Deepfakes sexuels sur Grok: l'Irlande ouvre une enquête européenne visant X
L'autorité irlandaise de protection des données (DPC) a annoncé mardi l'ouverture d'une enquête européenne contre le réseau social d'Elon Musk X sur la création et la publication de deepfakes à caractère sexuel générés sur la plateforme via le compte @Grok, lié à l'outil d'IA Grok.
L'objectif de cette investigation, menée au nom de l'UE, est de déterminer si X a respecté ses obligations en vertu du RGPD - le règlement européen de protection des données - lors du traitement de données personnelles lié à la création et à la publication de ces images, précise la DPC dans son communiqué.
La DPC est compétente pour agir au nom de l'UE car le siège européen de X se trouve en Irlande, comme ceux d'autres géants de la Silicon Valley.
Cette enquête s'inscrit dans un mouvement d'indignation internationale autour de l'outil Grok, qui permet aux utilisateurs de demander à dénuder des personnes réelles à partir de photos ou vidéos.
Face au tollé, certains pays avaient annoncé en janvier un blocage de Grok. D'autres, comme le Royaume-Uni, ont ouvert des enquêtes contre la plateforme X et accru la pression réglementaire.
X avait annoncé mi-janvier un bridage de son outil d'IA dans les pays où la création de telles images est illégale.
Selon Graham Doyle, commissaire adjoint à la DPC, l'organisme est en contact avec le réseau d'Elon Musk "depuis l'apparition, il y a plusieurs semaines, des premiers articles de presse concernant la capacité présumée des utilisateurs de X à inciter le compte @Grok sur X à générer des images sexualisées de personnes réelles, y compris d'enfants".

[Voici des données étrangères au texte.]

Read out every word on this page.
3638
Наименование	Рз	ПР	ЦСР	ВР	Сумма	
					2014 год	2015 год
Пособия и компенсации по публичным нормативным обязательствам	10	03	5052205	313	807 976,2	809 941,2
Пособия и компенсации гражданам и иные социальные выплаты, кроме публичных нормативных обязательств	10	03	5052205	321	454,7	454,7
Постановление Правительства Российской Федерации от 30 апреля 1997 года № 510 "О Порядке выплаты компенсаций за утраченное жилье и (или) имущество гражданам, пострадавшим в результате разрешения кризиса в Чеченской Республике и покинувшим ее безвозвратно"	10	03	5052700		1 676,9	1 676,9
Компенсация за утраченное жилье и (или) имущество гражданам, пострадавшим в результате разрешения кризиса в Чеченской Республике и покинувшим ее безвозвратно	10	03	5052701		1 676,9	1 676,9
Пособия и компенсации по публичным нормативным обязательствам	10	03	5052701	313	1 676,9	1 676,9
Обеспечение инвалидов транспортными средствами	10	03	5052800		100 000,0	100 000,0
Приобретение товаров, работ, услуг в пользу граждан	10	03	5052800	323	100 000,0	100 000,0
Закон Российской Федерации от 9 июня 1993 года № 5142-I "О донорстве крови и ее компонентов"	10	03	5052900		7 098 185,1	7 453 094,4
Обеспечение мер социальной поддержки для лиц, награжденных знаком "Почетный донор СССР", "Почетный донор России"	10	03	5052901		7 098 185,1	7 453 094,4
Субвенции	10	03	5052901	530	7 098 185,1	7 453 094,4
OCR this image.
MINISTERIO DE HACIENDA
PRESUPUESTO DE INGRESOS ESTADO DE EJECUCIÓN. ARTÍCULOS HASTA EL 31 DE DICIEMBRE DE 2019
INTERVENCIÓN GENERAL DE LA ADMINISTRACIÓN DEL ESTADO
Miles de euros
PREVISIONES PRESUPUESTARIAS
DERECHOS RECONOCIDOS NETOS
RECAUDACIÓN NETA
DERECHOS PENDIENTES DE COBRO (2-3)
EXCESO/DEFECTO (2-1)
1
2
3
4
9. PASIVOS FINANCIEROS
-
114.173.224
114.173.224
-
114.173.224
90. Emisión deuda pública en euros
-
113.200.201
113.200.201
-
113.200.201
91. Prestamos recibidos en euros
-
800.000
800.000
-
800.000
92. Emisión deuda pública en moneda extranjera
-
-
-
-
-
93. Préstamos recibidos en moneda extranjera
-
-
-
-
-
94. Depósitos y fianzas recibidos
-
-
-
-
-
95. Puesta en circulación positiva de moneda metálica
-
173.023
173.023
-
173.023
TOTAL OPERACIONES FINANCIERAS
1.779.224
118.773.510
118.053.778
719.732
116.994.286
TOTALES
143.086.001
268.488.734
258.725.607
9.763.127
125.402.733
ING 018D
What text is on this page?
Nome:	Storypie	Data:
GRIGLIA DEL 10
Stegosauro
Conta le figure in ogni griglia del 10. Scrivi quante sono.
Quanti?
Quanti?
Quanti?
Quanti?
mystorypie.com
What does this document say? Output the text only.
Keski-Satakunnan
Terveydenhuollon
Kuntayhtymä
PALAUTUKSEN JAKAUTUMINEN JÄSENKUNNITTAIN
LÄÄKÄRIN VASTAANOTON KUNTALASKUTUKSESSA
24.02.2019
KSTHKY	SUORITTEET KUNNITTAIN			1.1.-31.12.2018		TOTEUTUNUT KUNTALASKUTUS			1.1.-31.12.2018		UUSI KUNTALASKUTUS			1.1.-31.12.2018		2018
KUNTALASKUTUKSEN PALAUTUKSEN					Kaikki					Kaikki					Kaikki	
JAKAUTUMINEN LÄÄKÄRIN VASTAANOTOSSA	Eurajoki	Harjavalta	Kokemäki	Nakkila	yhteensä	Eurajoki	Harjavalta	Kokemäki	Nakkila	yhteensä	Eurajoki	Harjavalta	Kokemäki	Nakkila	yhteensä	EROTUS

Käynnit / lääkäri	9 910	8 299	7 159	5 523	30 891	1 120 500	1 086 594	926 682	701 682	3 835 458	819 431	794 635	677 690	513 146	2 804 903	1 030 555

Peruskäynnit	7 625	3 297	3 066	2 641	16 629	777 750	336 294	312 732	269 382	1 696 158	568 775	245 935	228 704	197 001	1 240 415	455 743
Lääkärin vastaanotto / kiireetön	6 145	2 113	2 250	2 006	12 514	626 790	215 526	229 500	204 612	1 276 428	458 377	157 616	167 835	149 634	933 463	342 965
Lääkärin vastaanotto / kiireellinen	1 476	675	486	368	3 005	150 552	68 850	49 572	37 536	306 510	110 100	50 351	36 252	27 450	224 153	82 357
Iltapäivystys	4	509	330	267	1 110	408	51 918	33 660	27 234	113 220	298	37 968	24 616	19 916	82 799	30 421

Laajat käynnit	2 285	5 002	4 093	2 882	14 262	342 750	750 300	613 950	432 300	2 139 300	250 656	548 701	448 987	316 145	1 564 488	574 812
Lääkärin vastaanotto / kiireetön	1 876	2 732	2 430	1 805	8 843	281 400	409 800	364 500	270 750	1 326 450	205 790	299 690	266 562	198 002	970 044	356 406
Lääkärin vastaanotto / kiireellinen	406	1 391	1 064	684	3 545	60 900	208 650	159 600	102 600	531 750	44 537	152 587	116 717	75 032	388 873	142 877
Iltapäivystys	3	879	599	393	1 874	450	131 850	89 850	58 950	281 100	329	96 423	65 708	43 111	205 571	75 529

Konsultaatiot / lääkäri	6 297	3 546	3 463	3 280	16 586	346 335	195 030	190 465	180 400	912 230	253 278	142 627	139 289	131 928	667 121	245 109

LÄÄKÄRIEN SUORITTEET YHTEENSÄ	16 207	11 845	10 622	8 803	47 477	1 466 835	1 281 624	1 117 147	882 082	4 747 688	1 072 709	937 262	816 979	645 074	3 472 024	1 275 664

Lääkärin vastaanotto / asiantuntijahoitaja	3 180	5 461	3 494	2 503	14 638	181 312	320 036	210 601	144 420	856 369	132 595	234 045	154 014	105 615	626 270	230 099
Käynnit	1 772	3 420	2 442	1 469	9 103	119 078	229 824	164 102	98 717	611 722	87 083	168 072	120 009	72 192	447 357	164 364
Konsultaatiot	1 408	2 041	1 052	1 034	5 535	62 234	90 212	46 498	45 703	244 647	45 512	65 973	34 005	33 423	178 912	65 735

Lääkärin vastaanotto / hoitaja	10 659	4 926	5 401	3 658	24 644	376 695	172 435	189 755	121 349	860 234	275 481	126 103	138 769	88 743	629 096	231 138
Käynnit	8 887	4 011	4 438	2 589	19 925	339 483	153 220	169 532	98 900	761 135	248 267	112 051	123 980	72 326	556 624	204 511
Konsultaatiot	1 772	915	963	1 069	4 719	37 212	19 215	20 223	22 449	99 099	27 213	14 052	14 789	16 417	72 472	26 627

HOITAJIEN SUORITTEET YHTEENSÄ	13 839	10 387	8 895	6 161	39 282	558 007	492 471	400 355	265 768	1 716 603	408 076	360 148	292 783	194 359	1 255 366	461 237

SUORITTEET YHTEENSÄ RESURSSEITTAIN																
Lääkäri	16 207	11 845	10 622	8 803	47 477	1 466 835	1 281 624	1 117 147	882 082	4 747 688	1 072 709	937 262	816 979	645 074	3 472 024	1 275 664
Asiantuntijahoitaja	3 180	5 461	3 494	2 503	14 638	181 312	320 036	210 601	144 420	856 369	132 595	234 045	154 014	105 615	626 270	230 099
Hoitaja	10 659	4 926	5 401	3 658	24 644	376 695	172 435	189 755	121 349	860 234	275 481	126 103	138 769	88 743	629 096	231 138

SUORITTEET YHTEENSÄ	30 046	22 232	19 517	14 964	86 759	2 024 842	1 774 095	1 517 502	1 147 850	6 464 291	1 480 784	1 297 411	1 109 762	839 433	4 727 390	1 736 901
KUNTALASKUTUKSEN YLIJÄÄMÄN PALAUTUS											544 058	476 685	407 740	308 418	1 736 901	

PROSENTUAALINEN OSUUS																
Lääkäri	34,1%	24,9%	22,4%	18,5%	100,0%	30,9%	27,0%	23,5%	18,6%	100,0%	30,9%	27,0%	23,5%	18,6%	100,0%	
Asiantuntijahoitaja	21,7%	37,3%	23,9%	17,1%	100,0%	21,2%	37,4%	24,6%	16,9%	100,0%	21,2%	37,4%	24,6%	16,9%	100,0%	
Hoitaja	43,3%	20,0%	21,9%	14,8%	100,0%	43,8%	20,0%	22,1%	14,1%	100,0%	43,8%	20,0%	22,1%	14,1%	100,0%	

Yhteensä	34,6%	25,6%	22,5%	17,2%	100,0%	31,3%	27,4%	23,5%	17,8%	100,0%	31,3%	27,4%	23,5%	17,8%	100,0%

La régulation des géants américains de la tech est au coeur de tensions grandissantes entre l'UE et les Etats-Unis depuis le retour au pouvoir de Donald Trump à Washington.
La DPC précise avoir prévenu lundi le réseau social de l'ouverture de cette enquête. Contacté par l'AFP, X n'avait pas répondu lundi soir.
La Commission européenne avait déjà annoncé fin janvier une enquête visant à vérifier si le réseau a enfreint les puissantes règles européennes sur le numérique, qui lui imposent de protéger les utilisateurs contre les contenus illégaux.
Bruxelles avait pris une première mesure début janvier, ordonnant à X de conserver tous ses documents et données internes relatifs à Grok jusqu'à la fin de l'année.
Le régulateur irlandais avait déjà ouvert en avril 2025 une enquête contre l'utilisation de certaines données personnelles par X pour entraîner ses modèles d'intelligence artificielle.